Isolation is no barrier as rainforest animals follow daily time and temperature imperatives — ScienceDaily

How do animals use their time in the wild? A Rice University researcher is part of a new study showing what motivates the daily dispersal of tropical populations.

The study, led by an international team including Rice bioscientist Lydia Beaudrot and led by Andrea Vallejo-Vargas, a graduate student at the Norwegian University of Life Sciences and currently visiting scholar at Rice, found that mammalian communities in the wet tropics are dividing. days are similar, all usually geared towards finding their next meal. (Or avoiding being the next meal.)

Using millions of images from camera trap nets in 16 protected forests around the world, they examined the relationship of mammalian activity to body size and feeding routines to find commonalities among various populations.

open access studies Nature Communication confirms that, despite their diversity, similar patterns dominated wildlife days in Africa, Asia, and the Americas.

The study showed that the activity of herbivores and insectivores is greatly affected by the temperature in the environment (“temperature regulatory constraints” in working language). For example, large African herbivores are seven times more likely to live at night than small herbivores.

Interactions between predators and prey were primarily dominated by the time of day.

Within this regimen, the researchers found that the “top-down” activities that dominated hunting days naturally focused on not being eaten. They avoid exposure at times when predators are likely to hunt. Size is also important in this regard: small carnivores, for example, vary their activities to reduce their encounters with large carnivores.

Conversely, “bottom-up” strategies affect how predators adjust their activities to maximize their encounter with prey.

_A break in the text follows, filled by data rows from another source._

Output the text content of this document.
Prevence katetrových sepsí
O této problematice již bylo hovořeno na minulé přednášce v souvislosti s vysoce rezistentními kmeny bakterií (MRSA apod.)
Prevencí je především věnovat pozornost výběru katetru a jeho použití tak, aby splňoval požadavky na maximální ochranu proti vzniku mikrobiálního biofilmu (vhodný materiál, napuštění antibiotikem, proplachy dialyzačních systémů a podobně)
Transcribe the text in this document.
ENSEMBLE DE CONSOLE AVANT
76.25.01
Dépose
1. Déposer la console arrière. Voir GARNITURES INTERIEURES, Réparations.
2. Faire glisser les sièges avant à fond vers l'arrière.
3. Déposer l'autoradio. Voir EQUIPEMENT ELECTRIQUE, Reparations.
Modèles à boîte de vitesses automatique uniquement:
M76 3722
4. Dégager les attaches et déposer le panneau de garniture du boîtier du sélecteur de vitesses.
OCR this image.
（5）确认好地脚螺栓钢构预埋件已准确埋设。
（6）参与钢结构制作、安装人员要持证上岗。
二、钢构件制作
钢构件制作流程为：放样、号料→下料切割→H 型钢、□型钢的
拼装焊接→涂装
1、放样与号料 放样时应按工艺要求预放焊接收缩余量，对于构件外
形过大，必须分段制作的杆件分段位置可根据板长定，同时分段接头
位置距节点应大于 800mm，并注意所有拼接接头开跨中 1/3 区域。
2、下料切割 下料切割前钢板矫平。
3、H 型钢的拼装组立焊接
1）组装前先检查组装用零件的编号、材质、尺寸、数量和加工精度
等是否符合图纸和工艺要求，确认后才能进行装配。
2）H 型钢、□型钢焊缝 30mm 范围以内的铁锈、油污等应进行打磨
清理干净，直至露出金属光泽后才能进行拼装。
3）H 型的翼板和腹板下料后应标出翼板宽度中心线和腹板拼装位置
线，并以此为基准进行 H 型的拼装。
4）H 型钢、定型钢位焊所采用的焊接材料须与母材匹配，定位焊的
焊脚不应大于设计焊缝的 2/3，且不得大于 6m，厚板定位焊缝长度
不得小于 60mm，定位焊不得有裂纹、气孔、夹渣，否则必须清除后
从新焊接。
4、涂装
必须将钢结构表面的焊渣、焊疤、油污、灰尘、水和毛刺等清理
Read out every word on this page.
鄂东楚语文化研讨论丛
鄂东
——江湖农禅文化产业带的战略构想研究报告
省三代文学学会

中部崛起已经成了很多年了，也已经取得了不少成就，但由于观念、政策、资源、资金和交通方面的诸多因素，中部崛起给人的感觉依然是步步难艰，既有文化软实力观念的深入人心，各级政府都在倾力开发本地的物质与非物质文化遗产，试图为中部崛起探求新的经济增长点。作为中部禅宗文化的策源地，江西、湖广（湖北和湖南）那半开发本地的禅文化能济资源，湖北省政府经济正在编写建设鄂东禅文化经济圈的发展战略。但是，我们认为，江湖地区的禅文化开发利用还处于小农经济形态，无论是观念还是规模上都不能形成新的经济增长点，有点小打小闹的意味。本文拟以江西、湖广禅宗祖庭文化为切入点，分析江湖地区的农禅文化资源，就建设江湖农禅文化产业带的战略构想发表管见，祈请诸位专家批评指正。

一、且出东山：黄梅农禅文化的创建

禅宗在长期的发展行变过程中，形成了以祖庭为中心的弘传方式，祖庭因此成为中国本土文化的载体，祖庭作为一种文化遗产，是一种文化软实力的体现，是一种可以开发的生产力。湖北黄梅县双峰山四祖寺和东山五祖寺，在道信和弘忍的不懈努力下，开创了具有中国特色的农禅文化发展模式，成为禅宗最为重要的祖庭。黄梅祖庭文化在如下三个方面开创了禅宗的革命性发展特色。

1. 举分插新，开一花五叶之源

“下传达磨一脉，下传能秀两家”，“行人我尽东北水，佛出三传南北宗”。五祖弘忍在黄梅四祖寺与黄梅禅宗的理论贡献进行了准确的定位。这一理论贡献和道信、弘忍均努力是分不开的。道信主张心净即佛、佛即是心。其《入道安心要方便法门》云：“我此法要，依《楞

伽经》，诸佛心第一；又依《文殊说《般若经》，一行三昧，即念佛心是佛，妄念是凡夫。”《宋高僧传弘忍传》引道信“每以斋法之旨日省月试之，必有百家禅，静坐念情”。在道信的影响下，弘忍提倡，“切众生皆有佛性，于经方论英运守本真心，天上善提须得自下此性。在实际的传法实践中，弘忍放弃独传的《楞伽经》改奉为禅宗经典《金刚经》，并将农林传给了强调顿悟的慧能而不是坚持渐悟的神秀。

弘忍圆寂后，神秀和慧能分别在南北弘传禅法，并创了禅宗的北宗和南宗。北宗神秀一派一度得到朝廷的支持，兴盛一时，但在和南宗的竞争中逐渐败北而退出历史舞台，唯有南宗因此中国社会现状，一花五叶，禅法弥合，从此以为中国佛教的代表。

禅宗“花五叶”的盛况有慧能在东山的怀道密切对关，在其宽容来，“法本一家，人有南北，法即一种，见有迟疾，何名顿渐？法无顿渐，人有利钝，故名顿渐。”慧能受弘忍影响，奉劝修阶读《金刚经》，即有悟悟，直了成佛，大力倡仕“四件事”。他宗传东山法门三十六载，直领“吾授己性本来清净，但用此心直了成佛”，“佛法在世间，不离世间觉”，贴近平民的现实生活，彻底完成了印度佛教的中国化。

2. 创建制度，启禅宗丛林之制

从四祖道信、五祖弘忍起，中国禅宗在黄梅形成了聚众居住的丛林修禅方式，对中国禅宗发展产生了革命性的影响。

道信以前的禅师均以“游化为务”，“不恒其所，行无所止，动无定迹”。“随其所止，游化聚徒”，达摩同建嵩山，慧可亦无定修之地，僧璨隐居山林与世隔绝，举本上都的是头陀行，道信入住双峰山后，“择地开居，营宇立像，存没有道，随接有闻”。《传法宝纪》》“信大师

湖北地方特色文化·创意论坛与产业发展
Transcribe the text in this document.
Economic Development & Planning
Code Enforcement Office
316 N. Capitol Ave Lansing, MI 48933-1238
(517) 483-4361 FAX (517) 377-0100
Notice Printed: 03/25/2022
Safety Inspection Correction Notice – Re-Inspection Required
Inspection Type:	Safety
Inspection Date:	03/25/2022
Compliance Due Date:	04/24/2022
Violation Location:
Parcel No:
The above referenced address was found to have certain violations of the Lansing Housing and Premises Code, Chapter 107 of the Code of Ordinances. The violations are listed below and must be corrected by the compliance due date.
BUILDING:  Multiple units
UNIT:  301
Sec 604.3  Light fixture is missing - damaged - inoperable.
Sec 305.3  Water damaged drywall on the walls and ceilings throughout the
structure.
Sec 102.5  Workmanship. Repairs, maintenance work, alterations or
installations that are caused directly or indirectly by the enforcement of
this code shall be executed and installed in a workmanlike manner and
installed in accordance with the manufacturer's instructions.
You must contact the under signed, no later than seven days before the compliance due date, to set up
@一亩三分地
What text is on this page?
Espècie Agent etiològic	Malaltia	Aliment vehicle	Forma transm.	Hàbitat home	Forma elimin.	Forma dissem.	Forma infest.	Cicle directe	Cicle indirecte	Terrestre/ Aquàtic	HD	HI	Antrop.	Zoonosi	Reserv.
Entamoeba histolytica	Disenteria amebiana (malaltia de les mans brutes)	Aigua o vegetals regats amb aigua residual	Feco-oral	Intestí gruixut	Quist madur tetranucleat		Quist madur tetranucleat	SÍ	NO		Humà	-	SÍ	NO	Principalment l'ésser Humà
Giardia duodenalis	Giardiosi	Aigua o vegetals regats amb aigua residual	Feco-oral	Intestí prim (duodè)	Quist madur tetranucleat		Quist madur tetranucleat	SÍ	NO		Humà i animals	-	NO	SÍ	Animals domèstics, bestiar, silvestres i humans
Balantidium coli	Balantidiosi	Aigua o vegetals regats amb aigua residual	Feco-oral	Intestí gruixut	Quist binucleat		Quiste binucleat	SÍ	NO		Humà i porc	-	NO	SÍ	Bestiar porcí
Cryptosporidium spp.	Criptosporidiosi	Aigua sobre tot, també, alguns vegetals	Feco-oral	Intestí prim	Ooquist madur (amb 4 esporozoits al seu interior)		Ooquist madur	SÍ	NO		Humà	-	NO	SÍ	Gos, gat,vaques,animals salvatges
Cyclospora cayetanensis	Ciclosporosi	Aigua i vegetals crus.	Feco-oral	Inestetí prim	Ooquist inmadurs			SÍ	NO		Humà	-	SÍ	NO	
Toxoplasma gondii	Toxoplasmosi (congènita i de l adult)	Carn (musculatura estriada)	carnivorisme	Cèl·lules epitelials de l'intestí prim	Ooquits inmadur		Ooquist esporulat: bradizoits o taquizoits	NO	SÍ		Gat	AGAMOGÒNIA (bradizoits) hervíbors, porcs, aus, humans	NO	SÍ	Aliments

“The way you think about a food chain, top-down refers to how higher tropic levels – namely predators – affect their prey, while bottom-up refers to how lower lower trophic levels – food sources, including plants and insects. It affects the animals that eat them,” he said.

“This article is a prime example of how important it is to collect standardized data that is replicated over large spatial extents,” he said. “By analyzing data collected in the same way in national parks in the tropics, we were able to detect similarities in behavioral activities that could not be measured before.”

Beaudrot provided feedback throughout the development of the research project and manuscript, and advised the team on the details of working with camera trap data based on his own experience.

He said all cameras are well placed inside the national parks and set up in the best possible way to assess tropical wildlife with minimal human impact. “None of the protected areas are free from human influence, but they do give us the best chance of measuring wildlife similarities between regions,” Beaudrot said. Said.

He noted that while species in different regions may have evolved in isolation from one another, the study provides solid evidence that similar environmental conditions in rainforests around the world lead to consistent patterns of activity among wildlife.

“This suggests convergence in animal behavior in response to rainforest environments,” Beaudrot said. Said.

The paper’s co-authors are Rice’s visiting scholar Asunción Semper-Pascual; Douglas Sheil of the Norwegian University of Life Sciences, the University of Wageningen in the Netherlands and the Indonesian International Center for Forest Research; Robert Bitariho of Uganda Mbarara University of Science and Technology; Jorge Ahumada of the Moore Center for Science, Conservation International, Arlington, Virginia; Emmanuel Akampurira from University of Ghent, Belgium and Mbarara University; Santiago Espinosa from the Autonomous University of San Luis Potosi in Mexico and the Pontifical Catholic University in Ecuador, Quito; Vittoria Estienne of the Republic of the Congo Wildlife Conservation Society; Patrick Jansen of Wageningen and the Smithsonian Tropical Research Institute in Panama; Charles Kayijamahe, International Gorilla Conservation Program, Kigali, Rwanda; Emanuel Martin of the African College of Wildlife Management, Tanzania; Marcela Guimarães Moreira Lima of the Federal University of Pará, Brazil; Badru Mugerwa of the Leibniz Zoo and Wildlife Research Institute, Berlin and the Technical University of Berlin; Francesco Rovero, University of Florence and Trento Science Museum, Italy; Julia Salvador of the Ecuadorian Wildlife Conservation Society; Fernanda Santos of Museu Paraense Emílio Goeldi, Belém Pará, Brazil; Wilson Roberto Spironello of Brazil’s National Amazon Research Institute; Eustrate Uzabaho from the International Gorilla Conservation Programme; and Richard Bischof of the Norwegian Life Sciences Institute.

The Norwegian Research Council (NFR301075) and the National Science Foundation (DEB-2213568) funded the research.